Feature – Tourists wanted: 9th European Tourism Forum
25.10.2012, 08:54 (CET)
Since its inception in 2002, the annual European Tourism Forum undoubtedly constitutes an essential feature for issues relating to tourism at a European level. The forum hosts leading figures and representatives of the tourism industry, the public tourism sector, academics and researchers as well as representatives of regional and local authorities and civil society. Its central target is, through a thorough exchange of views and experiences, to discuss the tourism sector’s challenges and potential.

According to Mr. Ploutarchos Pantelides, Tourism Officer at the Cyprus Tourism Organisation (CTO), the promotion of Europe as a single tourist destination, as well as the facilitation of the movement of tourists to the European Union will constitute the two most important issues to be discussed at this year’s European Tourism Forum. The Forum, which will be hosted at the ‘Filoxenia’ Conference Centre in Lefkosia (Nicosia), today and tomorrow,  October 25 and 26, will be attended by representatives of relevant stakeholders from all EU Member States, as well as Croatia.

An alternative tourist suggestion from Cyprus

A relatively small island in the Mediterranean Sea, Cyprus is mostly known for its sunshine and sandy beaches. While one could also suggest that the island is renowned for its archaeological sites and landmarks, which tell the story of its turbulent past, the modern tourist product of the island of Aphrodite is not limited to just this. The island now constitutes a destination where visitors can choose from a wide range of cultural activities, enjoy strolls in its varied natural scenery and experience undoubtedly unique moments of agrotourism.

Cultural bloom

Hardly a month goes by without some sort of cultural event or festival taking place on the island.

From theatre and dance, to music, cinema and street art, all facets of culture have domestic ‘agents’ and their own, considerable ‘audience’. Visitors on the island can enjoy a plethora of different cultural events, not only due to the series of International Festivals that have become standard features of Cyprus’ annual cultural calendar, but also because of the vibrant creativity and innovative spirit that characterises the island’s artists.

The main exponent of the state’s cultural policy are the Cultural Services of the Ministry of Education and Culture. Apart from state-promoted events, visitors also have a plethora of initiatives by citizens groups to choose from, especially in the island’s largest cities, which cover all tastes. It would not be an exaggeration, to describe Cyprus as a destination for ‘cultural’ tourism.

Diverse nature

While Cyprus has a typical Mediterranean scenery, since it is swamped with ‘lemon and olive trees’, as a popular folk songs testifies, the diverse morphology of the island’s terrain and flora would perhaps come as a surprise to many. According to the Republic of Cyprus’ Department of Forests, some 1908 different species, subspecies, varieties and hybrid of plants are found in the country today. The scenery along Troodos, the largest mountainous region on the island, changes continuously and offers a vast array of different visual experiences. The Troodos mountain region, which covers two-thirds of the island’s total area and whose peaks reach some 1951 metres, is home to great forests and to rich flora and fauna.

Several churches and monasteries, constituting landmarks of byzantine art, are located all across the Troodos region. Ten churches have also been included in the UNESCO World Cultural Heritage list, mainly due their interior frescos, which signify exquisite examples of byzantine and post-byzantine monument painting.

Nature strolls and bike excursions are possible throughout the year, while ‘extreme sports’, such as mountaineering, hang gliding and kayaking have recently become popular across the island. Cyprus also constitutes an ideal destination for watersports enthusiasts, as windsurfing, kite-surfing, wakeboarding, sailing and scuba diving are on offer.  

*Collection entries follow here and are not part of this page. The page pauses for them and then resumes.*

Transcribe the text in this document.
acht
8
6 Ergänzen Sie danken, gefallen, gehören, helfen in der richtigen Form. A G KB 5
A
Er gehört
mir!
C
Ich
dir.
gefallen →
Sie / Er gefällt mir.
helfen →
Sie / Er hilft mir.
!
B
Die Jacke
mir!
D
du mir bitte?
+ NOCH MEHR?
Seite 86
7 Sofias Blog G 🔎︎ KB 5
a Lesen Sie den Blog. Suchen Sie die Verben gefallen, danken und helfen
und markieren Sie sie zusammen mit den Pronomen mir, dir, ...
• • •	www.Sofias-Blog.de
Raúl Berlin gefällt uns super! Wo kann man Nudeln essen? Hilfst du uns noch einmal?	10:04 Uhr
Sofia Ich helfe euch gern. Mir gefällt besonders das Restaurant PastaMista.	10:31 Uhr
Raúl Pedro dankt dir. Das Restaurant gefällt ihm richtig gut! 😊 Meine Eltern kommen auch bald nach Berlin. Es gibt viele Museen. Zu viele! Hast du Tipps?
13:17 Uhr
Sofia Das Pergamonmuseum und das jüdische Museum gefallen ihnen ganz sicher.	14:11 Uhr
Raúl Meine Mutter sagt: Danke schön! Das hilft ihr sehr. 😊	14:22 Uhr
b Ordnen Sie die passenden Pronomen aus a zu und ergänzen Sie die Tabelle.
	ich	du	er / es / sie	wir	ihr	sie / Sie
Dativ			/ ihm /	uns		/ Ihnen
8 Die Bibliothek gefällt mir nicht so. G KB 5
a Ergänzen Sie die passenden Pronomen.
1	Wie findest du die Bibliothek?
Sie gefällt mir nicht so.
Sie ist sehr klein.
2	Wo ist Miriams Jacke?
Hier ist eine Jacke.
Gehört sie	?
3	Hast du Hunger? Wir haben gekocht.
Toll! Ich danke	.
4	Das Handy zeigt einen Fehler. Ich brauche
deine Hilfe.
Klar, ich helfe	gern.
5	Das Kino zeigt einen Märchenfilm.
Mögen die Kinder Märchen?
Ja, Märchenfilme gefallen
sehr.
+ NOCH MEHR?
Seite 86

The beautiful, picturesque and traditional villages that can be found scattered all over the entire island have contributed to both the state and the interested individual placing particular emphasis on the ever-developing sector of agrotourism in the past few years.

On behalf of the Cyprus Agrotourism Company, Mrs. Evi Panayiotou informs us that there are more than 100 agrotourism lodgings in 46 different Cypriot villages. Some of them can be found close to the coast, while others are located along the Troodos mountain range.

“All the available lodgings can be used as a very good base for exploring the island. These carefully restored buildings combine the island’s traditional character with modern comforts. They are ideal for plant biologists, bird watchers, mountaineers, cyclists and all nature lovers in general,” she says.

An experience of agrotourism, concludes Mrs. Panayiotou, offers the opportunity to immerse oneself in traditional activities, dining out at authentic Cypriot tavernas and enjoying the genuine Cypriot hospitality.